Local Electric Field Modulated Reactivity of Pseudomonas aeruginosa Acid Phosphatase for Enhancing Phosphorylation of l-Ascorbic Acid

Acid phosphatases (APases) are attractive enzymes for catalyzing large-scale industrial phosphorylation reactions owing to their capacity of utilizing cheap phosphate donors as phosphate sources as well as their broad substrate spectrum. However, APases exhibit strong hydrolytic activity that usually overwhelms the needed phosphorylation reaction. In the present study, we have solved the crystal structure of APase from Pseudomonas aeruginosa (PaAPase) and unraveled the mechanism of PaAPase-catalyzed l-ascorbic acid phosphorylation using multiscale computational studies. In addition, we have engineered the charged residues near the active site to investigate the local electric field effects on modulating the competition between hydrolysis and phosphorylation in PaAPase.
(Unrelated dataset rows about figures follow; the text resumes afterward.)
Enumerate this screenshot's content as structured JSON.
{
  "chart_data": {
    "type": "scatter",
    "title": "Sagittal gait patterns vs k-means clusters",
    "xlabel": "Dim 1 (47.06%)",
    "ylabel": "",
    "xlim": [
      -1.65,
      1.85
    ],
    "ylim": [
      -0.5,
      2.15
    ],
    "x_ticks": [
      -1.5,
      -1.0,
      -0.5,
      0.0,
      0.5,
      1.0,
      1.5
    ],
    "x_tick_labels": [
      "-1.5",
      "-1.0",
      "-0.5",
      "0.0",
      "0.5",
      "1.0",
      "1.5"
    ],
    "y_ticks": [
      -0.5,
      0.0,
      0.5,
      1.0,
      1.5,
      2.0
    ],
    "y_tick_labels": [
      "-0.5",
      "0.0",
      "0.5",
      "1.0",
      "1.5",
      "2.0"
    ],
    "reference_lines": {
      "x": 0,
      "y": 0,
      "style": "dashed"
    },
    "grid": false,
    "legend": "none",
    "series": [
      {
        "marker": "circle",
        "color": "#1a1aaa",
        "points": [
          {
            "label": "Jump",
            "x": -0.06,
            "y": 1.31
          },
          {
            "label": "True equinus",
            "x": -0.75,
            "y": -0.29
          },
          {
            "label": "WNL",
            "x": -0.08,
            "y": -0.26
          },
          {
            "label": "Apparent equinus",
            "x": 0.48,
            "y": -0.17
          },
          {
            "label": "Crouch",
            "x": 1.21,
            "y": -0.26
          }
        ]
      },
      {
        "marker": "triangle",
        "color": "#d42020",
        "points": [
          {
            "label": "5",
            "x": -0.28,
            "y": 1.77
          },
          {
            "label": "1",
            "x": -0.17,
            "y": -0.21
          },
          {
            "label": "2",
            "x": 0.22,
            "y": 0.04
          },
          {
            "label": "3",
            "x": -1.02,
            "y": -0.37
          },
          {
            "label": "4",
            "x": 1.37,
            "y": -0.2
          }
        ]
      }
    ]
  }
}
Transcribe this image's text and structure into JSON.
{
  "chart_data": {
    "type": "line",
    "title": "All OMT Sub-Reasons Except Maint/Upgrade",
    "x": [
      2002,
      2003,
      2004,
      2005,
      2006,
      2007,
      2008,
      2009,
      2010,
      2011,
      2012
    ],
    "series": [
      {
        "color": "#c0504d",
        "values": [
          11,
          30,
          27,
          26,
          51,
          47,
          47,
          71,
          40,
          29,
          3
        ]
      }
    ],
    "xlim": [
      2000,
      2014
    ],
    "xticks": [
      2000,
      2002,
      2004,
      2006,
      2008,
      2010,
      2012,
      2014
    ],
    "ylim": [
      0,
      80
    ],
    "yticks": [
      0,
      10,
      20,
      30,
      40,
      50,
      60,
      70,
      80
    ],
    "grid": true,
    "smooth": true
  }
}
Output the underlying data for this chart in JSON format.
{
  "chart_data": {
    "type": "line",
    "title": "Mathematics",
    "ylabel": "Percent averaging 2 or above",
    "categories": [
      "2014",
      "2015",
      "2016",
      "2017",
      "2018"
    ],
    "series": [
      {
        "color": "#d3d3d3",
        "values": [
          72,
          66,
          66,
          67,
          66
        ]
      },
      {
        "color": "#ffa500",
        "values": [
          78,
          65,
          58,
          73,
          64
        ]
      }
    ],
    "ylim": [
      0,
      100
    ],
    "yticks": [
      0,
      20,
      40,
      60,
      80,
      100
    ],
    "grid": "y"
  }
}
In the optimal variant of Q6 containing Asp135 → Arg135 mutation, the corresponding phosphorylation/hydrolysis ratios have increased by 2.9-fold compared with those in the wild-type enzyme. In particular, our simulations show that the local electric field of Q6 could remarkably inhibit the hydrolysis of the phospho-His171 intermediate while having relatively minor effects on the overall phosphorylation reactions. Such an introduced local electric field shifts the phosphorylation/hydrolysis balance in favor of phosphorylation reaction. Our combined experiments and theories demonstrate that protein engineering focusing on local electric field optimization is a practical strategy for modulating enzymatic reactivity.